Jin D Y, Spencer F, Jeang K T
Laboratory of Molecular Microbiology, National Institute of Allergy and Infectious Diseases, Bethesda, Maryland 20892-0460, USA.
Cell. 1998 Apr 3;93(1):81-91. doi: 10.1016/s0092-8674(00)81148-4.
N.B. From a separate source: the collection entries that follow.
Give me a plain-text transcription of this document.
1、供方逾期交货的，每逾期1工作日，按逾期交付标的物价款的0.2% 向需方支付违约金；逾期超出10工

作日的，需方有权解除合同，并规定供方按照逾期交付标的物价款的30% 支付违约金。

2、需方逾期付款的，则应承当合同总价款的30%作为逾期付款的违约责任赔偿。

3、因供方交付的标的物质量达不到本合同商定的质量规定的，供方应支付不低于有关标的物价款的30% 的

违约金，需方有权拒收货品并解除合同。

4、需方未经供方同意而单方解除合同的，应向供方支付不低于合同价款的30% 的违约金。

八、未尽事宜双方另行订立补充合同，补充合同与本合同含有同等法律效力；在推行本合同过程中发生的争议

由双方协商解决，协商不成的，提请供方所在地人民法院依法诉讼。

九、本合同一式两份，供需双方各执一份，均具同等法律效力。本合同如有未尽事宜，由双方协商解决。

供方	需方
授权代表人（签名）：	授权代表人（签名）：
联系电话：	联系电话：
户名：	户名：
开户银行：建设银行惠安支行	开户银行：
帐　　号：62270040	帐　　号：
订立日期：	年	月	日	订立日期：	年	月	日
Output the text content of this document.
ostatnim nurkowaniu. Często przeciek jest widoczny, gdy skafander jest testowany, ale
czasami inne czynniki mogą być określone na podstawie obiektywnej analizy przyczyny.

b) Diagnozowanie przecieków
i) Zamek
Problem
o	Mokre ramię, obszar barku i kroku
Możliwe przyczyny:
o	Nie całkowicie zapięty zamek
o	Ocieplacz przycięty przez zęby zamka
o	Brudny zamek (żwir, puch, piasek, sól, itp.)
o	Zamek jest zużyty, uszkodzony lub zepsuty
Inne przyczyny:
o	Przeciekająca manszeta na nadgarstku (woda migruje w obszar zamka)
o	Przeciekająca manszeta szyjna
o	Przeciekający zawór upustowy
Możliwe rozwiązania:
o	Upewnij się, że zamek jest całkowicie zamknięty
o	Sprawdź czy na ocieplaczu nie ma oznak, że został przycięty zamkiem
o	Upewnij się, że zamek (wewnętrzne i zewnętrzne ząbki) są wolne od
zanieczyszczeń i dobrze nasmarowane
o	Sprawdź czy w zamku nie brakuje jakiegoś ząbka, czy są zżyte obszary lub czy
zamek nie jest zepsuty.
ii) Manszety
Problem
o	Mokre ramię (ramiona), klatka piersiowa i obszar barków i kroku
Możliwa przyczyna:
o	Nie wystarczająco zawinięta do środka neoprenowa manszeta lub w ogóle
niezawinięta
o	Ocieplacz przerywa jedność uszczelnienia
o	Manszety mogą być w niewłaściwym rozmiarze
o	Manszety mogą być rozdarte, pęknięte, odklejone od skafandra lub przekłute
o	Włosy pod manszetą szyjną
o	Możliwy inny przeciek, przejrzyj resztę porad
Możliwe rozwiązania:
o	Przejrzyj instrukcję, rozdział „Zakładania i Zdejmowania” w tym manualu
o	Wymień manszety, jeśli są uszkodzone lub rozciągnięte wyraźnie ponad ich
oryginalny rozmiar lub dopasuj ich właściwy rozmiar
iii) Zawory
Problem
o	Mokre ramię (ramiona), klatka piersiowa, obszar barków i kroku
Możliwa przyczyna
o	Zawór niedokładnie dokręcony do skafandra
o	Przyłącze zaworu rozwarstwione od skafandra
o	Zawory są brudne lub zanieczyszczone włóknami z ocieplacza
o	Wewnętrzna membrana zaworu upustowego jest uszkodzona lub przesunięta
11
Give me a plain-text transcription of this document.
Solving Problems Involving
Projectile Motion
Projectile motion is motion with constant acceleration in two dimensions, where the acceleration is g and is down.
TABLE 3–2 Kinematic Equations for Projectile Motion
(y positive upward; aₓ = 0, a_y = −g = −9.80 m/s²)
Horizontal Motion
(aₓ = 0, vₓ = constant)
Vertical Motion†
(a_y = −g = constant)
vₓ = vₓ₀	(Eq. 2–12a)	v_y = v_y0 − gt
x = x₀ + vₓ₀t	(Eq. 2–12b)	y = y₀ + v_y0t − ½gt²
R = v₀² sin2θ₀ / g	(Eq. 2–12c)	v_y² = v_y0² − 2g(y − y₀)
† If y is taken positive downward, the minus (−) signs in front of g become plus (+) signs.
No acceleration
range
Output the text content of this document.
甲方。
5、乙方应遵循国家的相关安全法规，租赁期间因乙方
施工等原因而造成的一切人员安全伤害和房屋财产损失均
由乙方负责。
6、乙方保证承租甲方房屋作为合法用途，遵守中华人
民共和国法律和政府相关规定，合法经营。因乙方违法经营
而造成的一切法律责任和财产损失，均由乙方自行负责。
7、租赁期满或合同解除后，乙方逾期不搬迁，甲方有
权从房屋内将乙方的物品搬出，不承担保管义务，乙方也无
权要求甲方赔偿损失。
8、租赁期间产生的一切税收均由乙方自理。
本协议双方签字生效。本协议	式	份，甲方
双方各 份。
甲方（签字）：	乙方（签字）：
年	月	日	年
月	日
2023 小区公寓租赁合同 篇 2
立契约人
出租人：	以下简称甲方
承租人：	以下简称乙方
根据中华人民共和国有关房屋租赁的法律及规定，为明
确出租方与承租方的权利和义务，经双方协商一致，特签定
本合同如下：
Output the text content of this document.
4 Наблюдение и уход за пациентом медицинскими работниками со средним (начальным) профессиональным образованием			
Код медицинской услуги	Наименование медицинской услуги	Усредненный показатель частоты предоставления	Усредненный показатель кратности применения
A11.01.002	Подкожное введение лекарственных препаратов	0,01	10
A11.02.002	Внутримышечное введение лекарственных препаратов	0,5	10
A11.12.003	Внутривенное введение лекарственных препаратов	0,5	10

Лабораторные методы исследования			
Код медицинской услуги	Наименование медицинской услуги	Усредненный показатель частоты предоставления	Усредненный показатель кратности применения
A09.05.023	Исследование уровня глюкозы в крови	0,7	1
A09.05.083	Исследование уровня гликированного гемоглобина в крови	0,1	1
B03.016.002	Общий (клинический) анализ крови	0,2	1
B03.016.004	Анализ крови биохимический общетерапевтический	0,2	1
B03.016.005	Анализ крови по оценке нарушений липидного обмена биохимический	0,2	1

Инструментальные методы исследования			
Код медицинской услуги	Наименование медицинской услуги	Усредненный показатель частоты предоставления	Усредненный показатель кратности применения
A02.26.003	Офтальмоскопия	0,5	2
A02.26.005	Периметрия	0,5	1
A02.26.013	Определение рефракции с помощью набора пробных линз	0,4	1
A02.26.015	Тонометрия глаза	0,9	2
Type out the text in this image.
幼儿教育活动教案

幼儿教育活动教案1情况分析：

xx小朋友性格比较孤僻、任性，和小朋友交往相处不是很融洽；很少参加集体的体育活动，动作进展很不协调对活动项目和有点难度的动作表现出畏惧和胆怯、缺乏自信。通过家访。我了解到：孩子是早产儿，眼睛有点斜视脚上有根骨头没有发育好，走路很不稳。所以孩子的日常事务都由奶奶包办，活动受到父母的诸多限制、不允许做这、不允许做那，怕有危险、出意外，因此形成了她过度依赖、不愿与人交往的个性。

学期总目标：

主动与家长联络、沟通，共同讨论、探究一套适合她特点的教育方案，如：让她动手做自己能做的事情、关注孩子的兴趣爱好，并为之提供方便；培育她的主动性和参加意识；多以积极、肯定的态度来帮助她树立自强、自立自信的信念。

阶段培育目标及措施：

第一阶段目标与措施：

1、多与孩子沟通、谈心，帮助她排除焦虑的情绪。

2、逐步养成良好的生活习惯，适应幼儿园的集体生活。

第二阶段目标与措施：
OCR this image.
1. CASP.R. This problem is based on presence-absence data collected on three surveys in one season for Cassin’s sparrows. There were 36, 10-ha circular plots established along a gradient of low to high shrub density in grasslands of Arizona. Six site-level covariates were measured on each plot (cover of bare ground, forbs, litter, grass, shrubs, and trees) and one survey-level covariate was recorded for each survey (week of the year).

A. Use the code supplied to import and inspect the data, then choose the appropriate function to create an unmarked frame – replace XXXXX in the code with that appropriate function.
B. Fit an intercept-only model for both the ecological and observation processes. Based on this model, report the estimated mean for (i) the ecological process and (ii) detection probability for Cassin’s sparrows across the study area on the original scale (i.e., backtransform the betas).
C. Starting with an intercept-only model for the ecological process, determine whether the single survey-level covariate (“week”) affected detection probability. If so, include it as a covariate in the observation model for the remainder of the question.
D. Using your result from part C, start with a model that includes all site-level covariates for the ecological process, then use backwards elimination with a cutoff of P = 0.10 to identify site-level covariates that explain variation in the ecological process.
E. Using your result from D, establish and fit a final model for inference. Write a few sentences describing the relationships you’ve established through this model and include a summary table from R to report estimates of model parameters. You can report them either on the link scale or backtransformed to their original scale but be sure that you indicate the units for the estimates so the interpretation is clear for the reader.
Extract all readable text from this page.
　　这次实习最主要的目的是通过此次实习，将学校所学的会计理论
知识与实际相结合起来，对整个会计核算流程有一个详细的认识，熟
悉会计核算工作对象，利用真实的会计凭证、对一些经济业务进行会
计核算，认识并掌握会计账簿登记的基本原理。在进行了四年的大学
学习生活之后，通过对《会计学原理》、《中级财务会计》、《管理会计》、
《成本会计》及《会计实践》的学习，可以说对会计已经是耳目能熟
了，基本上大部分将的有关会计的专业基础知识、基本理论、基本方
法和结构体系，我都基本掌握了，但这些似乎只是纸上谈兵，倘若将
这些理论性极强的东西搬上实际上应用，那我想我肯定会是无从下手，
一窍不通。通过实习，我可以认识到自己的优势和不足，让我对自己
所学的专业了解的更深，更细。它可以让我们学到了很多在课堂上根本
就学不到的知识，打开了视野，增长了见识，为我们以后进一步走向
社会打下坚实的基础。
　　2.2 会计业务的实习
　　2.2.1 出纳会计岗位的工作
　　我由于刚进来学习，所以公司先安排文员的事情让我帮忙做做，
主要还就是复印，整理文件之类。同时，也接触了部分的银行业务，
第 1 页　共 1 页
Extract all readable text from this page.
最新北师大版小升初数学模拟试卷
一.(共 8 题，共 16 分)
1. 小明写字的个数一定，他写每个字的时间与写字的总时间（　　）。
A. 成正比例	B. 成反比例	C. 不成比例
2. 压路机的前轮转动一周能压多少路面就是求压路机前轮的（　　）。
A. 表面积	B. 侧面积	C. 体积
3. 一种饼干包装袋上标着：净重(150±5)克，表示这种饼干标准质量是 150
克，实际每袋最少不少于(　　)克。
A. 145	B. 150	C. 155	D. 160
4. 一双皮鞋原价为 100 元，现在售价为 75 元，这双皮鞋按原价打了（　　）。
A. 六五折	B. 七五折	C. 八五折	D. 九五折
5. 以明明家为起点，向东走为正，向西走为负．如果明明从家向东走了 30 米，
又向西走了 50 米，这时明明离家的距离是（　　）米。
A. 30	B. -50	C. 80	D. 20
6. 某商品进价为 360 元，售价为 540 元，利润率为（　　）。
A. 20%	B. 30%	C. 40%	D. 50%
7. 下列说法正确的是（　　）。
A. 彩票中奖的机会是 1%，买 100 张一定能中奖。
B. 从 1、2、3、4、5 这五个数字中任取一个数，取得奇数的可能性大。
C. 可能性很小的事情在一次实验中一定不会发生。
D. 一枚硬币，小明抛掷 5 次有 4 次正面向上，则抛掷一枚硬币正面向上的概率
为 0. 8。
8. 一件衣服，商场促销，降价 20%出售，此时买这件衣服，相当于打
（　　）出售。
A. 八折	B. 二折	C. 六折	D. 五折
In searching for cellular targets of the HTLV-I oncoprotein Tax, we identified TXBP181, which we characterized as the human homolog of yeast mitotic checkpoint MAD1 protein. Evidence supporting TXBP181 as HsMAD1 includes sequence conservation with yeast MAD1, hyperphosphorylation during S/G2/M phases and upon treatment of cells with nocodazole, and binding to HsMAD2. HsMAD1 functions as a homodimer. It localizes to the centrosome during metaphase and to the spindle midzone and the midbody during anaphase and telophase. Expression of either Tax or a transdominant-negative TXBP181 results in multinucleated cells, a phenotype consistent with a loss of HsMAD1 function. We propose a model of viral transformation in which Tax targets TXBP181, thereby abrogating a mitotic checkpoint.
在寻找人嗜T细胞病毒I型(HTLV-I)癌蛋白Tax的细胞靶点过程中,我们鉴定出了TXBP181,其被确定为酵母有丝分裂检查点MAD1蛋白的人类同源物。支持TXBP181作为HsMAD1的证据包括与酵母MAD1的序列保守性、在S/G2/M期以及用诺考达唑处理细胞后发生的过度磷酸化,以及与HsMAD2的结合。HsMAD1作为同源二聚体发挥作用。在中期它定位于中心体,在后期和末期定位于纺锤体中间区和中间体。Tax或显性负性TXBP181的表达都会导致多核细胞的产生,这一表型与HsMAD1功能丧失一致。我们提出了一种病毒转化模型,其中Tax靶向TXBP181,从而废除有丝分裂检查点。